Vernacular Door I,Vernacular Door II
Marietta Patricia Leis
Created : 1986
Donated : 1993
Medium : Mixed media/two-dimensional
Dimensions: 33 inx25 in
Located: 2nd Floor,Northwest Hallway
Marietta Patricia Leis (b. 1938)
Corrales
“I see doors in my mind’s eye as I think about people, places, and events. I see door before I see the person within. I see door before I pass to the world outside. Doors contain multi-layered realities; this satisfies my Rashomon philosophical concern of there being as many truths to a single reality as there are people to perceive it.”

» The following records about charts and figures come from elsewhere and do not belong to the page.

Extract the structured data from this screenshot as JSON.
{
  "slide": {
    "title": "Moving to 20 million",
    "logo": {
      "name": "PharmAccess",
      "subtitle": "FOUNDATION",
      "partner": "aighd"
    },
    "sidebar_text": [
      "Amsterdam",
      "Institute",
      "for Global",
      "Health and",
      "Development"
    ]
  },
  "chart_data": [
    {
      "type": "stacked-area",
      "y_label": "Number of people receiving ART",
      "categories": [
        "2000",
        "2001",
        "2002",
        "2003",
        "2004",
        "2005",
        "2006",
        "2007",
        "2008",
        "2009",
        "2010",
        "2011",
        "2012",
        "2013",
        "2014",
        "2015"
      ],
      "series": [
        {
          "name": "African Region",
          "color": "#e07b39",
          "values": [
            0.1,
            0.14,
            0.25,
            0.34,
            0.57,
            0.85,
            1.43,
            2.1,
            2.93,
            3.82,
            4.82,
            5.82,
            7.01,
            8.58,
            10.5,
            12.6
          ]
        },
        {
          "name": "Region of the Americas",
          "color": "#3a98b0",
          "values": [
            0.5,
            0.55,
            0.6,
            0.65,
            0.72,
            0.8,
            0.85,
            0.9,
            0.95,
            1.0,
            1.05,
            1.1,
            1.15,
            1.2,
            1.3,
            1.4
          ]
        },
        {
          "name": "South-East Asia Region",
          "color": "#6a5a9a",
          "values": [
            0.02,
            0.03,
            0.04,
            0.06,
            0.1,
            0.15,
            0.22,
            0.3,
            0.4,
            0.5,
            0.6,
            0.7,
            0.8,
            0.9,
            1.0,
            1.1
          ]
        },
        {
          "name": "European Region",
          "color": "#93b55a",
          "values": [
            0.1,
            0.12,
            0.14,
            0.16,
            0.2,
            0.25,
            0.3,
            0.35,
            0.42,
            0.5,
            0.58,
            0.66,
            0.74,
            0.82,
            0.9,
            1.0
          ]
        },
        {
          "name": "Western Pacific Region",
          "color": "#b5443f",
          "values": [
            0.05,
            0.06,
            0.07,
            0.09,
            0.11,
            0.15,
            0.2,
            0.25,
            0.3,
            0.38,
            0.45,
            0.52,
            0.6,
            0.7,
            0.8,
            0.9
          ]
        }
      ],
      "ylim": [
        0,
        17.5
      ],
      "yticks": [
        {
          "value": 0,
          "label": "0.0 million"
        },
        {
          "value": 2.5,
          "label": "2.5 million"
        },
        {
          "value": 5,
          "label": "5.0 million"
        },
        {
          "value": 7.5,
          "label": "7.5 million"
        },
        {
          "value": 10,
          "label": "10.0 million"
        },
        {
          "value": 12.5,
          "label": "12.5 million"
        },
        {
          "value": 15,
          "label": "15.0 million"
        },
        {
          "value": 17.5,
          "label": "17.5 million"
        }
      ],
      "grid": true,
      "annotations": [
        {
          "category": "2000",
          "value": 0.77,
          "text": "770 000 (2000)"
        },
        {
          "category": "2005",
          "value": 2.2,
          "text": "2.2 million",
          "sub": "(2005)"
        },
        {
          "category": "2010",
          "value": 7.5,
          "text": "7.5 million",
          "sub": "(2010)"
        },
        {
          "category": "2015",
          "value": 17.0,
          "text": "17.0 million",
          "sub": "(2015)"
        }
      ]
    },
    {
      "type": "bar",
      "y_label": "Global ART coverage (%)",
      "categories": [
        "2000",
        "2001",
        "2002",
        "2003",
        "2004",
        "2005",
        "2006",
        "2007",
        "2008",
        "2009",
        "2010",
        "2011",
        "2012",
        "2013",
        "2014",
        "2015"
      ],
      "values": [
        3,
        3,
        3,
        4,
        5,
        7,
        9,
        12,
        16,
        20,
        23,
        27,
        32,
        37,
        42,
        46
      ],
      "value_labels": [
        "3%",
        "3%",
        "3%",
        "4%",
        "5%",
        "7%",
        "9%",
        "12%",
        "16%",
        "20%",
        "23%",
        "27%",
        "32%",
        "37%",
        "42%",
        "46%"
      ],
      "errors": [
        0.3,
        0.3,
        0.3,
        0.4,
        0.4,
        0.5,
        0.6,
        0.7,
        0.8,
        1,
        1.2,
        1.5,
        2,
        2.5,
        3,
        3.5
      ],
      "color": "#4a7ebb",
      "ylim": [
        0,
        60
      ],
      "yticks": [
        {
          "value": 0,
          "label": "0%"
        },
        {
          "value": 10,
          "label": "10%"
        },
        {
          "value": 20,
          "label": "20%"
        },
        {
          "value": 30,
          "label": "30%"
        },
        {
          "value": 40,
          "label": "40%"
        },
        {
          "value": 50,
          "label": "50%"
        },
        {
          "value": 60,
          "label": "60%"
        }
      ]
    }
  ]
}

Marietta Patricia Leis has chosen the door as a formal visual element and as a metaphor for human issues in her work. These two pieces are part of her series on doors. Leis claims that her history is “interwoven with doors.” She paints, constructs, reconstructs, and transforms doors. She does so using building materials and found objects, as well as traditional artistic materials in a process combining several mediums. It is important that the pieces possess an intense tactility that evokes a sensory, visceral response from the viewer. The heavy layering and texturing of her work manifest her concern with overlapping the dichotomy of old and new, historical and contemporary, and the dualities of realities, where one person sees something one way and another sees it another way. Leis considers her working process similar to that of an excavation dig; for her it is an “unearthing, examination, and assimilation of the past resulting in a synthesis with the present.”
Marietta Patricia Leis was born in Newark, New Jersey. She began her artistic career as a performer, an actress, and a dancer, but she has always drawn and painted. She lived and worked in New York City and Los Angeles before moving to New Mexico in 1982. She studied art at the University of New Mexico and continues to live and work in Corrales, New Mexico.